La yaya sigue igual. Yo la miro y “veo” cosas. Cada vez está más delgada, le cuesta más comer, respira un poco peor y tiene un ruido raro cuando tose. Sé que se está consumiendo. Y creo que de algún modo extraño ella también lo sabe aunque no lo sepa. Pero está “bien”. Sigue con sus planes, su rutina y sus cosas. Escribe y lee todas las tardes, cose y me llama por teléfono. Salen por las mañanas a dar su paseo, a comprar, a por el periódico. Yo voy todas las semanas a verla y charlamos mucho, nos reímos y cuando salgo del portal me dicen adiós desde el balcón.
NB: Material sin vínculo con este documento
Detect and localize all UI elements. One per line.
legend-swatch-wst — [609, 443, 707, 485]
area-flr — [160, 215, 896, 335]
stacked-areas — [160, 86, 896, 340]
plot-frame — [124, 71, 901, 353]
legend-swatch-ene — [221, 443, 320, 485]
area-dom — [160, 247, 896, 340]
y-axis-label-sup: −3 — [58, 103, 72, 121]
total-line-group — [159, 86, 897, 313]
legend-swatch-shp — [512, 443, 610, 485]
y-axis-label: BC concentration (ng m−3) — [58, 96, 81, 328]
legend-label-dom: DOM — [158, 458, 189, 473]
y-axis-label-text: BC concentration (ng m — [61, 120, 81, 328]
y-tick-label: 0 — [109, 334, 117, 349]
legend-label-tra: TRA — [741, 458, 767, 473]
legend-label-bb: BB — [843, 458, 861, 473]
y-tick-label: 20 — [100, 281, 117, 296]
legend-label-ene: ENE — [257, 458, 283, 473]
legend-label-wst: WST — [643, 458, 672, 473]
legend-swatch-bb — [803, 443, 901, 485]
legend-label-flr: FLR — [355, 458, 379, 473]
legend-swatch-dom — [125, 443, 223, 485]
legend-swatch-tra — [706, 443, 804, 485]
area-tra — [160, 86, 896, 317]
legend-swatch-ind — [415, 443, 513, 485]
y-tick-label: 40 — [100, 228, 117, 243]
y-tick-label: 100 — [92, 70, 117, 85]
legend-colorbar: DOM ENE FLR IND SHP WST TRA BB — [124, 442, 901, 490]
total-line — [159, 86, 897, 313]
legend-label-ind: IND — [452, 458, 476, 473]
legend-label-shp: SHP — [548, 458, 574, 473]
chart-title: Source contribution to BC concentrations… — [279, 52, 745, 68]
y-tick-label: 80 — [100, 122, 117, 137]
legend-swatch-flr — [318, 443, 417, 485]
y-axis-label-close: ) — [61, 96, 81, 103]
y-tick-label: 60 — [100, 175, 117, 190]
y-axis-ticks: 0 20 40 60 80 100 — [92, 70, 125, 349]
Luego me monto en el coche y me harto a llorar hasta casa. Pero bueno, sigue ahí, con el yayo y con su vida. Aún la tengo y cada día doy gracias por haberla disfrutado un poco más sin que ella aún tenga dolores ni esté sufriendo. Así que ni tan mal.
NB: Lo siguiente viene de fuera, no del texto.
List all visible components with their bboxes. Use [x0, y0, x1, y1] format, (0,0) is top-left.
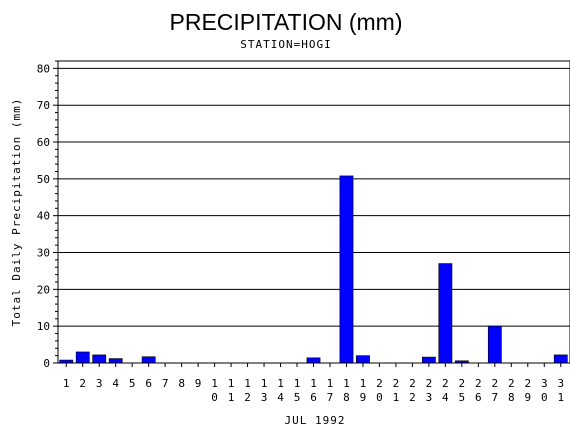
- chart-subtitle: STATION=HOGI: [240, 38, 331, 51]
- x-tick-label: 9: [195, 377, 202, 390]
- bar-day-4: [108, 358, 123, 364]
- x-tick-label: 2: [79, 377, 86, 390]
- y-tick-label: 80: [37, 62, 50, 75]
- y-axis-label: Total Daily Precipitation (mm): [10, 98, 23, 327]
- plot-frame: [57, 60, 570, 364]
- y-tick-label: 30: [37, 247, 50, 260]
- y-tick-label: 10: [37, 320, 50, 333]
- y-tick-label: 0: [43, 357, 50, 370]
- bar-day-2: [75, 351, 90, 364]
- x-tick-label: 6: [145, 377, 152, 390]
- y-tick-label: 40: [37, 210, 50, 223]
- y-tick-label: 50: [37, 173, 50, 186]
- bars: [59, 175, 568, 364]
- bar-day-24: [438, 263, 453, 364]
- y-tick-label: 60: [37, 136, 50, 149]
- x-tick-label: 3: [96, 377, 103, 390]
- bar-day-3: [92, 354, 107, 364]
- y-tick-label: 70: [37, 99, 50, 112]
- x-tick-label: 8: [178, 377, 185, 390]
- x-axis-ticks: 1 2 3 4 5 6 7 8 9 1 01 11 21 31 41 51 61 71 81 92 02 12 22 32 42…: [63, 363, 564, 404]
- bar-day-31: [553, 354, 568, 364]
- y-axis-ticks: 0 10 20 30 40 50 60 70 80: [37, 60, 58, 370]
- bar-day-18: [339, 175, 354, 364]
- grid-lines: [58, 67, 570, 327]
- y-tick-label: 20: [37, 283, 50, 296]
- x-tick-label: 5: [129, 377, 136, 390]
- x-tick-label: 1: [63, 377, 70, 390]
- x-axis-label: JUL 1992: [285, 414, 346, 427]
- bar-day-23: [421, 356, 436, 364]
- bar-day-19: [356, 355, 370, 364]
- bar-day-16: [306, 357, 321, 364]
- x-tick-label: 7: [162, 377, 169, 390]
- x-tick-label: 4: [112, 377, 119, 390]
- bar-day-6: [141, 356, 156, 364]
- bar-day-27: [487, 325, 502, 364]
- chart-title: PRECIPITATION (mm): [170, 9, 403, 35]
El trabajo es una pesadilla en verano. No es que mi trabajo sea el colmo de la diversión, pero en verano con las vacaciones, los cuadrantes y las cosas aún pendientes del cambio de empresa hay días que me tiraría por la ventana. Pero me han hecho indefinida por primera vez en mi vida, trabajo desde casa la mayor parte de los días y no tengo jefe ni nadie que se pase la vida controlando lo que hago. Así que ni tan mal.

Y así estamos. No puedo decir que bien del todo, pero no me puedo o no me quiero quejar. Porque dentro de mi caos habitual todo está en un equilibrio relativamente inestable que de momento se mantiene. Y ni tal mal, oye, ni tan mal.